All of our pharmaceutical assets under development are investigational product candidates. These have not been approved for use in any medical indication by any regulatory authority in any jurisdiction and their safety, efficacy or other desirable attributes, if any, have not been established in any patient population. Consequently, none of our product candidates is approved or available for sale anywhere in the world.
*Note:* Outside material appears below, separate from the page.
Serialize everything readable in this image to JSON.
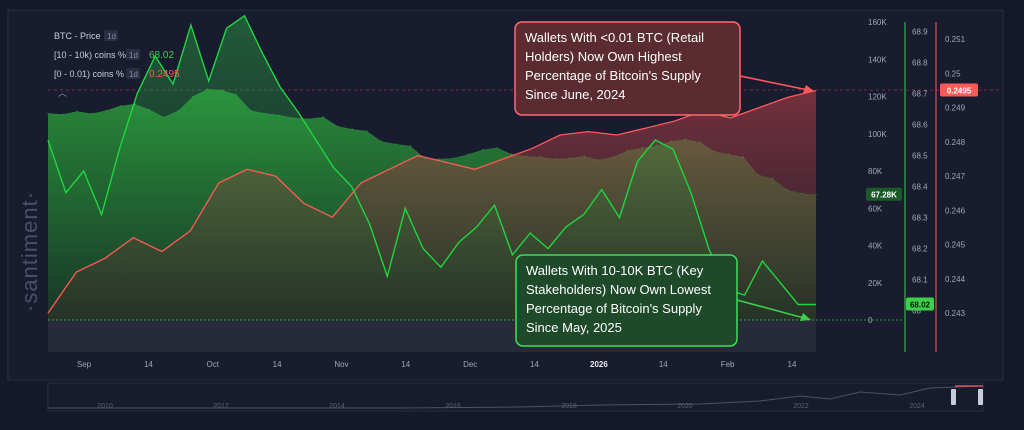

Our clinical results from earlier-stage clinical trials or preclinical studies may not be indicative of future results from later-stage or larger scale clinical trials and do not ensure regulatory approval. You should not place undue reliance on these statements or any scientific data we present or publish.

We are in the business of new drug discovery and development. Our research and development activities are long, complex, costly and involve a high degree of risk. Holders of our common stock should carefully read our Annual Report on Form 10-K and subsequent Quarterly Reports on Form 10-Q in their entirety, including the risk factors therein. Because risk is fundamental to the process of drug discovery and development, you are cautioned to not invest in our publicly traded securities unless you are prepared to sustain a total loss of the money you have invested.